[Date Prev][Date Next][Thread Prev][Thread Next][Date Index][Thread Index]
Re: [PATCH v8 3/5] hw/block/nvme: add dulbe support
From: |
Minwoo Im |
Subject: |
Re: [PATCH v8 3/5] hw/block/nvme: add dulbe support |
Date: |
Mon, 16 Nov 2020 20:43:48 +0900 |
User-agent: |
Mutt/1.11.4 (2019-03-13) |
On 11/12 20:59, Klaus Jensen wrote:
> From: Klaus Jensen <k.jensen@samsung.com>
>
> Add support for reporting the Deallocated or Unwritten Logical Block
> Error (DULBE).
>
> Rely on the block status flags reported by the block layer and consider
> any block with the BDRV_BLOCK_ZERO flag to be deallocated.
>
> Multiple factors affect when a Write Zeroes command result in
> deallocation of blocks.
>
> * the underlying file system block size
> * the blockdev format
> * the 'discard' and 'logical_block_size' parameters
>
> format | discard | wz (512B) wz (4KiB) wz (64KiB)

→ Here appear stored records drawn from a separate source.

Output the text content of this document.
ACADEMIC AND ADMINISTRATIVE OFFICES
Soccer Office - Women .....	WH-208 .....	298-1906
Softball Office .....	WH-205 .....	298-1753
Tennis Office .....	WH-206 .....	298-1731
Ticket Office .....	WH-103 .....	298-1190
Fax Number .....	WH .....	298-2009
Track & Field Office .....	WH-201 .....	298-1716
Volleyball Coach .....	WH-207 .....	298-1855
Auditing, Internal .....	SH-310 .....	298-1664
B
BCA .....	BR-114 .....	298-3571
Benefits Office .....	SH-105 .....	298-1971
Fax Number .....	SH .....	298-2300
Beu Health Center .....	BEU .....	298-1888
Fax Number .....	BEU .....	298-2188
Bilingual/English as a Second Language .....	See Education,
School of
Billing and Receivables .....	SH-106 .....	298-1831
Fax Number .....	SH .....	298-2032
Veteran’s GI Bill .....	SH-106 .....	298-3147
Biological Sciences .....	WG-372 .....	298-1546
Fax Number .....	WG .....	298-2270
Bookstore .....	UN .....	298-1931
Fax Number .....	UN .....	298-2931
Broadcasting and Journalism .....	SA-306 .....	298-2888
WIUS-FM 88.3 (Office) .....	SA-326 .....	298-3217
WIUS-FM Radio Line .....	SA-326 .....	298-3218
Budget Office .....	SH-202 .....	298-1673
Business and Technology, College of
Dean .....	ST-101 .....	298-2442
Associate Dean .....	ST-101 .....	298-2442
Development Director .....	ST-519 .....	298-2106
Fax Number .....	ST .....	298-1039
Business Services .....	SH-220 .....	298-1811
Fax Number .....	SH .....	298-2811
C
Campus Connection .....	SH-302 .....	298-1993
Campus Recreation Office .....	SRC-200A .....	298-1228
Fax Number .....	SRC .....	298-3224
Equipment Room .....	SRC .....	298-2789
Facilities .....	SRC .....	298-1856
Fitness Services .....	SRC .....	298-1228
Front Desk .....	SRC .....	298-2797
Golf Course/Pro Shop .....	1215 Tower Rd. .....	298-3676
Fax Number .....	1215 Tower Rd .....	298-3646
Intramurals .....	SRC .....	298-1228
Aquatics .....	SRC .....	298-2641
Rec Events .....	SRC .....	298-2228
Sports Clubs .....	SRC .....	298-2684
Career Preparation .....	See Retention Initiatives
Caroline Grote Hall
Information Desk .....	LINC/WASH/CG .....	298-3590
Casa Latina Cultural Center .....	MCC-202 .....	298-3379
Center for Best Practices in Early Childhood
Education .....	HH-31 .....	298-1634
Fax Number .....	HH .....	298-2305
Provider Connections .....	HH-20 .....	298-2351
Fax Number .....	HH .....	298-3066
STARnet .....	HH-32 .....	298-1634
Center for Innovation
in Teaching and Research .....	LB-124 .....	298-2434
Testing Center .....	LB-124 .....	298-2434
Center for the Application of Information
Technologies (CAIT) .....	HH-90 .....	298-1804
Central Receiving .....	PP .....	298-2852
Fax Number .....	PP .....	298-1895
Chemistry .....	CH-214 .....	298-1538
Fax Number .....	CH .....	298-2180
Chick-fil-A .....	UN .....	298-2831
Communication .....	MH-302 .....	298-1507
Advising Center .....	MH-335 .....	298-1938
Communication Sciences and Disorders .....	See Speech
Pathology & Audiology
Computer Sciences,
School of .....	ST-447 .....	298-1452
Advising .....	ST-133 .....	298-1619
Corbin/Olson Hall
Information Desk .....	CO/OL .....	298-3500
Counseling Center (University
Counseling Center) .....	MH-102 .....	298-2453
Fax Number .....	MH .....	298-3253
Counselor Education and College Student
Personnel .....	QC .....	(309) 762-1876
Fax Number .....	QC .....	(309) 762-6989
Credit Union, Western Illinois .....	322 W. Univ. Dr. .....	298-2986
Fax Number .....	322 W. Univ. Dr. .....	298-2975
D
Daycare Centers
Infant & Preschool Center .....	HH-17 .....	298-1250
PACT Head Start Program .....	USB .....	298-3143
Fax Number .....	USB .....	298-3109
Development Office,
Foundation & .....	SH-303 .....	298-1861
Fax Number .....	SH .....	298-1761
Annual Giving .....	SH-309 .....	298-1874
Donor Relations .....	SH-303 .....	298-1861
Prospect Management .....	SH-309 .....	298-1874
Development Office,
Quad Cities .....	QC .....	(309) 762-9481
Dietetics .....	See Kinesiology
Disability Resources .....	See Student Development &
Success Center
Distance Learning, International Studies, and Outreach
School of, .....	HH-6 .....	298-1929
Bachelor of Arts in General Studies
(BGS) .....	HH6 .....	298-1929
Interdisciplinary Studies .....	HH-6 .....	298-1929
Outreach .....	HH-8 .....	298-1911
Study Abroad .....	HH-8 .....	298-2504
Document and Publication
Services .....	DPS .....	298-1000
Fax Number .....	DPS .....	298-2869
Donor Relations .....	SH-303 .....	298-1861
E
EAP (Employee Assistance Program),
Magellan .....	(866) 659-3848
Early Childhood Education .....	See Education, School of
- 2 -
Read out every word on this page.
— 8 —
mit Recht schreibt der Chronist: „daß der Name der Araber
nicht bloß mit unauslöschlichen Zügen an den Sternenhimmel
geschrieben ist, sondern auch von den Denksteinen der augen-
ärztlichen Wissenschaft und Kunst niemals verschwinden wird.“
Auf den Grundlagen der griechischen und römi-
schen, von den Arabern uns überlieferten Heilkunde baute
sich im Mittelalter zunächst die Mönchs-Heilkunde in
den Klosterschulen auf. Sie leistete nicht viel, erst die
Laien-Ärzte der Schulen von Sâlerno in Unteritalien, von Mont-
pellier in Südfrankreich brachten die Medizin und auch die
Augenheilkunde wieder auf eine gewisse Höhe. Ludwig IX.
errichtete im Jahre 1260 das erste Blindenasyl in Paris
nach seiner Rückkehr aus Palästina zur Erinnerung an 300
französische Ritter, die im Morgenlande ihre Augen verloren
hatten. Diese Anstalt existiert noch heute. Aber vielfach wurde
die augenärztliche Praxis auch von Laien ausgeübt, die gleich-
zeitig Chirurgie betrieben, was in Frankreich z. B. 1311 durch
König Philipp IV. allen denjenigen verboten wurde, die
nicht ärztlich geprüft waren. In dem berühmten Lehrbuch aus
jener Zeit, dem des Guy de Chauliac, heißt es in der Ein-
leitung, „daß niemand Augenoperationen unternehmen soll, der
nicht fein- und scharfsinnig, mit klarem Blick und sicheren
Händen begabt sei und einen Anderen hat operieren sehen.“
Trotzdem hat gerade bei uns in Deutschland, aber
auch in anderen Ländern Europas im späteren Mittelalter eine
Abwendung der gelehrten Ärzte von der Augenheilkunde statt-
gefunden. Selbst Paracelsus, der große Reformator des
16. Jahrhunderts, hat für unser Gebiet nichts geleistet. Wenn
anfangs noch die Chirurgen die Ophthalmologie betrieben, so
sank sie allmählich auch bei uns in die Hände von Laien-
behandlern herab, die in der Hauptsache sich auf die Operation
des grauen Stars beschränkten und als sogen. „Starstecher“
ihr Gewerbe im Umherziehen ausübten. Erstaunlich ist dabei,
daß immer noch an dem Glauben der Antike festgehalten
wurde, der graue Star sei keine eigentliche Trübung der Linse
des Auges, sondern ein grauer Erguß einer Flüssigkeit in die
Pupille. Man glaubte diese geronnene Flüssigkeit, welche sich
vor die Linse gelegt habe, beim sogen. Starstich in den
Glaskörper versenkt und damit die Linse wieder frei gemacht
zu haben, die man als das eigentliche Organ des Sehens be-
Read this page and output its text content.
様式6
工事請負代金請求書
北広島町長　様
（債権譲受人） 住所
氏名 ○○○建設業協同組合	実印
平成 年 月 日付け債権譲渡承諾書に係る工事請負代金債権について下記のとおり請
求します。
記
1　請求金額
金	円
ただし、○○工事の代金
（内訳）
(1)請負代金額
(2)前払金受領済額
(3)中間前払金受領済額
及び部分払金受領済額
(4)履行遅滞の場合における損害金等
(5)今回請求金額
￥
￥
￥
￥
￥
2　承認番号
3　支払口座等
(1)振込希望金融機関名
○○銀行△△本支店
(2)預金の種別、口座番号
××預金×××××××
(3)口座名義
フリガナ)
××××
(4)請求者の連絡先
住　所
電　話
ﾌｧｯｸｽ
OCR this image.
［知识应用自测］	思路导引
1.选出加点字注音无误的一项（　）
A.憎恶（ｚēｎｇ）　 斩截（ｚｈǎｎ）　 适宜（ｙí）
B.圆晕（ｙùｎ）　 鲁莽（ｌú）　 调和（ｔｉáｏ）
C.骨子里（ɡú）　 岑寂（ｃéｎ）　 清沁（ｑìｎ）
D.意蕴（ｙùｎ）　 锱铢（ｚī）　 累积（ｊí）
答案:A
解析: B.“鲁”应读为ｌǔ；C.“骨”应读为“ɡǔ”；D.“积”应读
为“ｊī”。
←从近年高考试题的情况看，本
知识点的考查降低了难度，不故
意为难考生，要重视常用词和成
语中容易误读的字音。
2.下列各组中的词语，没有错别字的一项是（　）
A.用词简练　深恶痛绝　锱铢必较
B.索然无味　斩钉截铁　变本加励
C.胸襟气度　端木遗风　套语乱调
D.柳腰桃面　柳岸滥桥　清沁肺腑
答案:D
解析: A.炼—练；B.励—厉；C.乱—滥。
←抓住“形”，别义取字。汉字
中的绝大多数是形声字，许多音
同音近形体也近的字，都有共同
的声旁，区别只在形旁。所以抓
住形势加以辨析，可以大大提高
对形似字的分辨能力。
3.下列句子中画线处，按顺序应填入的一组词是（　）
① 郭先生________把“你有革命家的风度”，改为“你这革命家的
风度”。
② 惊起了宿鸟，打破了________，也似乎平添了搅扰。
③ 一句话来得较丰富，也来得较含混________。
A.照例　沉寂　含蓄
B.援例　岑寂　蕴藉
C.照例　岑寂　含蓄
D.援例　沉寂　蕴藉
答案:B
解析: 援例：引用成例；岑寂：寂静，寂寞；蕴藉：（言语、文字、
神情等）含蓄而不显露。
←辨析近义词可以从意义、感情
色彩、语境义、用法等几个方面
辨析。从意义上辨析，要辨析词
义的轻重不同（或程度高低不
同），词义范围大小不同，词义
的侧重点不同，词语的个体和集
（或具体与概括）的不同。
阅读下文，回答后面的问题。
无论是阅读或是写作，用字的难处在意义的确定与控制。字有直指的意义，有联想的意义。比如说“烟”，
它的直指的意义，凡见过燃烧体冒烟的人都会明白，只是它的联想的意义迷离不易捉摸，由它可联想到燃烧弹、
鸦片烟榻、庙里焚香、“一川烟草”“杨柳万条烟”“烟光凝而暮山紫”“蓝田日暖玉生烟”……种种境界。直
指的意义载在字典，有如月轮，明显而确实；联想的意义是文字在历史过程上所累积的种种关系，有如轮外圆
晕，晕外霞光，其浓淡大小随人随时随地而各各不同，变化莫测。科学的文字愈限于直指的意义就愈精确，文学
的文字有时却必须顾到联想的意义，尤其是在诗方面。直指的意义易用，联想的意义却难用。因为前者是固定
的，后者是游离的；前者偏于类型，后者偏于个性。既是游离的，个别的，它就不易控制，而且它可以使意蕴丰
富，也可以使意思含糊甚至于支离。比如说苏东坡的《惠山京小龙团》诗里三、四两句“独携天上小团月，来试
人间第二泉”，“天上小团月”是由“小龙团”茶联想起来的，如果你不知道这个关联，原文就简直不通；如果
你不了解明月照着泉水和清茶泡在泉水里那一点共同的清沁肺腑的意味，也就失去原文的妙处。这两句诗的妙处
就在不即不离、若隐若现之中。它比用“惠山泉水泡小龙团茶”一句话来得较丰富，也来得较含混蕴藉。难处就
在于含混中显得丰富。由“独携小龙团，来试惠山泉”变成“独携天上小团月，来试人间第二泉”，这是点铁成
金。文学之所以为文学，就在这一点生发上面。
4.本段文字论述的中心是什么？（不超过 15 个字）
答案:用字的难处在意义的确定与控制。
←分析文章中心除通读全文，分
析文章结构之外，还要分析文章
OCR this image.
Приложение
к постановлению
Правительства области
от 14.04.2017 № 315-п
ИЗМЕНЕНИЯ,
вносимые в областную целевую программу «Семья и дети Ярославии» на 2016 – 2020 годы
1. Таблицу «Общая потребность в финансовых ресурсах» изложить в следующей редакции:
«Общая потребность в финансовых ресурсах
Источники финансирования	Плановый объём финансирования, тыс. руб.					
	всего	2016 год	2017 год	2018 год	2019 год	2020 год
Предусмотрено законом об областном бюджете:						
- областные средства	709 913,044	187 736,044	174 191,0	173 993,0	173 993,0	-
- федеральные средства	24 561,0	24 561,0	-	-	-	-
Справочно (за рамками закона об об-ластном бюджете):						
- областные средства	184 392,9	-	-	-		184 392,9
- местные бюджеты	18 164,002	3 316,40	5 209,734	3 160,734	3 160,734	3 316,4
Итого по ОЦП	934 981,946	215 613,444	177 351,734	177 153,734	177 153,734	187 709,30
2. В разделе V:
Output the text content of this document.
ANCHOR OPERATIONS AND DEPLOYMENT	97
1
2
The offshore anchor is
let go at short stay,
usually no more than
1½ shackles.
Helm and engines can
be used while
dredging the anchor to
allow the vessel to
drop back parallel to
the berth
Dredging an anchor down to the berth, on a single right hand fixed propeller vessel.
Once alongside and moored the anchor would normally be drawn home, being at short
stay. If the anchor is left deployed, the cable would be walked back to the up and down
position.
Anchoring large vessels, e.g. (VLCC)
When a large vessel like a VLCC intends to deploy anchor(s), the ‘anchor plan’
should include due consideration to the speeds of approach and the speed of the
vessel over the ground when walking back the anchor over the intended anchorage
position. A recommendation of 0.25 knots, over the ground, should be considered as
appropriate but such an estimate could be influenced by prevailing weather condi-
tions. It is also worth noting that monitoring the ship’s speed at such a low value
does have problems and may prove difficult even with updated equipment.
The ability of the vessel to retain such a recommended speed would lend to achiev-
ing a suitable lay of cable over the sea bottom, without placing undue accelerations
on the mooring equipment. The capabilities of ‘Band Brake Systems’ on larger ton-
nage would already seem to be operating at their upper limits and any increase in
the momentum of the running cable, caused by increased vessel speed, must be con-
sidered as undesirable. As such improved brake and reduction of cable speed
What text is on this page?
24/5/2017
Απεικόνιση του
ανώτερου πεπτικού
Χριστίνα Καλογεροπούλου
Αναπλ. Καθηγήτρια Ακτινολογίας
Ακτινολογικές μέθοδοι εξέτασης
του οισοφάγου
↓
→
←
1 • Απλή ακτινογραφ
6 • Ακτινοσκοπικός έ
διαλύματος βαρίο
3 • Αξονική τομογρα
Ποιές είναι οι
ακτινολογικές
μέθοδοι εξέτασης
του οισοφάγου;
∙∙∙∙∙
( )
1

> -----------------------------------------------------
> qcow2 ignore n n y
> qcow2 unmap n n y
> raw ignore n y y
> raw unmap n y y
>
> So, this works best with an image in raw format and 4KiB LBAs, since
> holes can then be punched on a per-block basis (this assumes a file
> system with a 4kb block size, YMMV). A qcow2 image, uses a cluster size
> of 64KiB by default and blocks will only be marked deallocated if a full
> cluster is zeroed or discarded. However, this *is* consistent with the
> spec since Write Zeroes "should" deallocate the block if the Deallocate
> attribute is set and "may" deallocate if the Deallocate attribute is not
> set. Thus, we always try to deallocate (the BDRV_REQ_MAY_UNMAP flag is
> always set).
>
> Signed-off-by: Klaus Jensen <k.jensen@samsung.com>
> ---
> hw/block/nvme-ns.h | 4 ++
> include/block/nvme.h | 5 +++
> hw/block/nvme-ns.c | 8 ++--
> hw/block/nvme.c | 91 ++++++++++++++++++++++++++++++++++++++++++-
> hw/block/trace-events | 4 ++
> 5 files changed, 107 insertions(+), 5 deletions(-)
>
> diff --git a/hw/block/nvme-ns.h b/hw/block/nvme-ns.h
> index 83734f4606e1..44bf6271b744 100644
> --- a/hw/block/nvme-ns.h
> +++ b/hw/block/nvme-ns.h
> @@ -31,6 +31,10 @@ typedef struct NvmeNamespace {
> NvmeIdNs id_ns;
>
> NvmeNamespaceParams params;
> +
> + struct {
> + uint32_t err_rec;
> + } features;
> } NvmeNamespace;
>
> static inline uint32_t nvme_nsid(NvmeNamespace *ns)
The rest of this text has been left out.